Si tous les évènements du passé correspondent à une nécessité pour l'avenir, c'est, là encore, parce que nos théologiens médiévaux se placent dans une perspective providentialiste. L'histoire n'est pas pour eux la conséquence des actions humaines, tant individuelles que collectives, mais le fruit de la volonté divine, entièrement tournée vers le salut de l'humanité suite à cet accident initial que constitue le péché originel. Le lecteur du Speculum Humanae Salvationis partage cette représentation des choses, il n'est nul besoin de le convaincre par des raisonnements mais bien de conforter sa foi puisque les raisonnements sont supposés acceptés.

Contrairement à notre époque où le récit de Babel est compris comme une punition de la volonté de démesure de l'humanité ce qui nous pousserait à comprendre notre vitrail d'un point de vue négatif, la confusion des langues et surtout l'incommunicabilité entre les hommes dont nous parle à priori le texte étant alors surmontée par leur intelligibilité partagée à la Pentecôte.
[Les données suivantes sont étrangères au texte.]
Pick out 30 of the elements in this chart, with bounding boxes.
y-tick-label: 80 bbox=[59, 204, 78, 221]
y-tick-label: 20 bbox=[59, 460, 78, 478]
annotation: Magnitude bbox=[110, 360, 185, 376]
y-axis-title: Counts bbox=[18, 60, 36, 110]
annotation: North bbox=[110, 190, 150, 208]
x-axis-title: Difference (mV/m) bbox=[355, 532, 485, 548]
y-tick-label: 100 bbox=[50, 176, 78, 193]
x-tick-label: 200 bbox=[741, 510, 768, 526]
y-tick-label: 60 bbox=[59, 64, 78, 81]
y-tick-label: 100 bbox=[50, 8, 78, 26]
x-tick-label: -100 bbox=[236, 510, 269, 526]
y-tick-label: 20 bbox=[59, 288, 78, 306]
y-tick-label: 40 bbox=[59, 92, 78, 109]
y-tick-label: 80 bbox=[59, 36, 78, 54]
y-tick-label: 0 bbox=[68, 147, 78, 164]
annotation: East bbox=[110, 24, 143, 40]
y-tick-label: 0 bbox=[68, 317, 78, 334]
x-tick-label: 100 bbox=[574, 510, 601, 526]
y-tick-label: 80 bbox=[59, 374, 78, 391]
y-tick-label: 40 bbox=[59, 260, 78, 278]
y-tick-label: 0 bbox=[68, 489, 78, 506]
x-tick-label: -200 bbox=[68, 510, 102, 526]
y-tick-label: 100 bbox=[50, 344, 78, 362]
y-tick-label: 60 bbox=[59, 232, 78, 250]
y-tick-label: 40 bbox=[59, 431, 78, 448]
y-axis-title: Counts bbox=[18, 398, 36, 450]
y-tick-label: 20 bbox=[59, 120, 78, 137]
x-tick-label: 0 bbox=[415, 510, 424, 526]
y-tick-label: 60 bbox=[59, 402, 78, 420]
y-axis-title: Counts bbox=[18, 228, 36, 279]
En effet, les langues ne disparaissent pas à la Pentecôte, elles restent dans toutes leurs diversités mais les disciples inspirés s'expriment de telle manière que chacun puisse les comprendre dans sa langue.

Une intention qui marque toute l'histoire ultérieure de l'Église qui, suivant les lieux ou les époques, a toujours cherché soit à promouvoir une langue commune soit à traduire ses concepts dans les langues de tous les peuples. À tel point que la traduction est devenue une science linguistique à part entière avant tout en raison de l'universalisme de l'Église voulant transmettre son message aux peuples du monde entier. Le grec du nouveau testament puis le latin de l'époque médiévale ont été cette langue de communication qui, par leur grammaire partagée et leur vocabulaire à priori commun permet l'échange de part et d'autre du monde connu. Une fonction attribuée aujourd'hui à l'anglais.

Il ne faut cependant pas confondre langue de communication et langue de culture, c'est-à-dire la langue partagée par un groupe social particulier, partageant une histoire et une organisations commune. C'est pour n'avoir pas compris cette distinction que les Églises ont connu des ruptures profondes, tout simplement parce qu'on peut bien utiliser le même mot latin, la signification qui lui est donnée sera différente selon que l'on est de culture latine ou hellénistique. Comme par exemple aujourd'hui, le mot anglais très à la mode, care, ne signifie pas la même chose selon que l'on est de culture anglo-saxonne ou latine.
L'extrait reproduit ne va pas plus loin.